"Запретить Булгакова, представляете?! Это – диктатура!" Кто знает, сколько их, людей, живущих в мире искаженной информации и преклонения перед русской культурой
О метро, Булгакове и выходе из пузырька.
В первом вагоне на Позняках удалось сесть. Сесть я люблю – это позволяет читать комфортнее, чем стоя. Достаю "Плен" Валерии Субботиной, открываю на заложенном месте – и тут голос в правое ухо.
– Классиков читаете?
Смотрю вправо.
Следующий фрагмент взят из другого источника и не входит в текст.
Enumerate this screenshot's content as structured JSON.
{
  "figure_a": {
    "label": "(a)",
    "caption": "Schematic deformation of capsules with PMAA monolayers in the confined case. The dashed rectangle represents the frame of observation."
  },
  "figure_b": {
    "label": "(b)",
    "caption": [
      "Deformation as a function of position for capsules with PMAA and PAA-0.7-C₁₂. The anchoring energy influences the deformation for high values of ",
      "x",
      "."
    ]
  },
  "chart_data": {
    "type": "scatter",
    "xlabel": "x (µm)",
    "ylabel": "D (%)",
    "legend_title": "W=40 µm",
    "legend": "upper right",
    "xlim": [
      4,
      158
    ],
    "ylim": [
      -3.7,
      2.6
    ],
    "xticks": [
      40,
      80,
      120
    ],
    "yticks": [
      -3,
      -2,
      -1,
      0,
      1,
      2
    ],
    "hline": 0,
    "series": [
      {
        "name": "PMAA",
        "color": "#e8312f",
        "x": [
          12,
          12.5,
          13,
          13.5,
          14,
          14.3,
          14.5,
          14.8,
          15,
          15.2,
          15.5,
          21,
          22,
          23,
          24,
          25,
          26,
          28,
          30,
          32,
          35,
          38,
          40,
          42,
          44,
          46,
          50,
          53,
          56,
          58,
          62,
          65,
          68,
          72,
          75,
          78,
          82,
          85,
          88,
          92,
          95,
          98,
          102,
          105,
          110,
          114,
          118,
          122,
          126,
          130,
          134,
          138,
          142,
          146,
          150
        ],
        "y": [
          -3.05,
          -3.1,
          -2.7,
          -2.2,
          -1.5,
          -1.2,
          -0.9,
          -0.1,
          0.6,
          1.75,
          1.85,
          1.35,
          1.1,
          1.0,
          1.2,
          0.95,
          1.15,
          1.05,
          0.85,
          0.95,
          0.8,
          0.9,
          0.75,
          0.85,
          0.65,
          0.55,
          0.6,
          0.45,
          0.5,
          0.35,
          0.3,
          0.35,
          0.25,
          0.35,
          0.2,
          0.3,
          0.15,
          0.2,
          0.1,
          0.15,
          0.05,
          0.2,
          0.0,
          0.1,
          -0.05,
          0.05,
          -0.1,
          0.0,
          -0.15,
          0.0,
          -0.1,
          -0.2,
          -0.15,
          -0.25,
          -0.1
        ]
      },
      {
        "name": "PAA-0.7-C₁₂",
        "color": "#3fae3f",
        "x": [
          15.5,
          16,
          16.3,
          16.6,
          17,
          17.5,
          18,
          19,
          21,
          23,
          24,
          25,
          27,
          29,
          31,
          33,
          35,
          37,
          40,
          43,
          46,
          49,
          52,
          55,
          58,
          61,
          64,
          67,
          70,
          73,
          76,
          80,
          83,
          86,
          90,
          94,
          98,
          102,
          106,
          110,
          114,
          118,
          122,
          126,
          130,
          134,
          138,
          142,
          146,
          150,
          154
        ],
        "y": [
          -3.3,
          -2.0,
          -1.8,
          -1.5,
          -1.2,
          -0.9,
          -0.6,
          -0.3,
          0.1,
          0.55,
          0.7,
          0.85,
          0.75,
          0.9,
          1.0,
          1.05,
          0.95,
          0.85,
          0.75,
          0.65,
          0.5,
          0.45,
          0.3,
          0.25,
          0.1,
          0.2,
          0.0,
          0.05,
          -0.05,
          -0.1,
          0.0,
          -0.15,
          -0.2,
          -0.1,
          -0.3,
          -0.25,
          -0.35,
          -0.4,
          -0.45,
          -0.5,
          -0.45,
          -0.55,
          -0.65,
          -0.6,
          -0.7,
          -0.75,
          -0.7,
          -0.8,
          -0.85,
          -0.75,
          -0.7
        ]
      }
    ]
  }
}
Мужчина, лет 50+, сероватой внешности, подчеркнутой запахом то ли дешевого одеколона, то ли легкого перегара.
– В смысле? – спрашиваю.
– Булгакова читаете?
На мгновение подумалось, что он меня узнал, видел мое недавнее видео о Булгакове и решил подколоть. Но понимаю, что нет, когда он продолжает:
– Вы же знаете, что Булгакова запретили?
– Нет, – говорю, – Не запретили. Вы можете покупать, читать, обсуждать, что хотите.
– Но как, "не запретили"? А что сделали? – удивляется.
– Украинский институт национальной памяти признал его украинофобом, вот и все, – объясняю.
– А чего это он – украинофоб? – спрашивает дальше.
- Ну прочтите рассказ "Я убил" и "В ночь на 3-е число". Может, поймете, – говорю. И с твердым намерением возвращаюсь к своей книге, чтобы наконец начать читать.
Мужчина с одеколоном/перегаром немного виснет – но ненадолго. Мое объяснение ему, очевидно, не заходит, и он возвращается к собственной действительности. Он существенно увеличивает громкость прямо у моего правого уха.
– Запретить Булгакова, вы представляете?! Это – диктатура! – обращается он уже не так ко мне, как к вагону в целом.
– Вы слышали звон, но не знаете, где он, – говорю ему. И снова пытаюсь вернуться к книге.
– И что, не жгут еще книги Булгакова на улицах? – никак не уймется он. – Так все диктаторы делают, книги на улицах жгут!
– Нет, – говорю. – Не жгут. Дайте мне почитать.
Он не дает. Наоборот, становится еще немного громче – и даже запах одеколона/перегара будто становится немного сильнее:
– Вы этих заднеприводных защищаете! Этих всех политиков и масонов!
– Господи, да вы не понимаете, о чем говорите. Перестаньте бубнить мне на ухо и дайте мне почитать наконец.
– А вот люди со мной согласны! – говорит он.
Я поднимаю взгляд и окидываю им вагон. По другую сторону моего соседа действительно сидит какой-то еще старше, уже седой человек и одобрительно кивает:
– Булгаков в Киеве родился, а теперь вот его украинофобом сделали!
У меня вдруг пропадают какие-либо аргументы. Я думаю о том, что вот я здесь сижу с раскрытой книгой воспоминаний украинской военной о российском плену, о российских издевательствах и пытках, а рядом со мной – персонажи, которые до сих пор не могут вытащить изо рта российский хрен.
Я встаю и отхожу дальше по вагону. Лучше уж читать стоя, чем слушать все это дальше.
– Только диктаторы запрещают книги! А все диктаторы заканчивают одинаково – как Каддафи! – кричит он еще мне вдогонку.
Потом мне уже не слышно – я отхожу достаточно далеко. Но слышу, что разговор там продолжается. И думаю о том, что я вот могу выйти из зоны досягаемости этого дискурса и того то ли одеколона, то ли перегара, но они же из реальности никуда не денутся. Они – здесь, совсем рядом. И кто знает, сколько их, живущих в мире искаженной информации, общих суждений и латентного преклонения перед русской культурой…
Возвращаюсь в свою книгу.
“Нас снова ведут фотографировать. Заставляют раздеться. Угрожают, что заставят меня саму срезать трезубец с правой руки”, – пишет Субботина.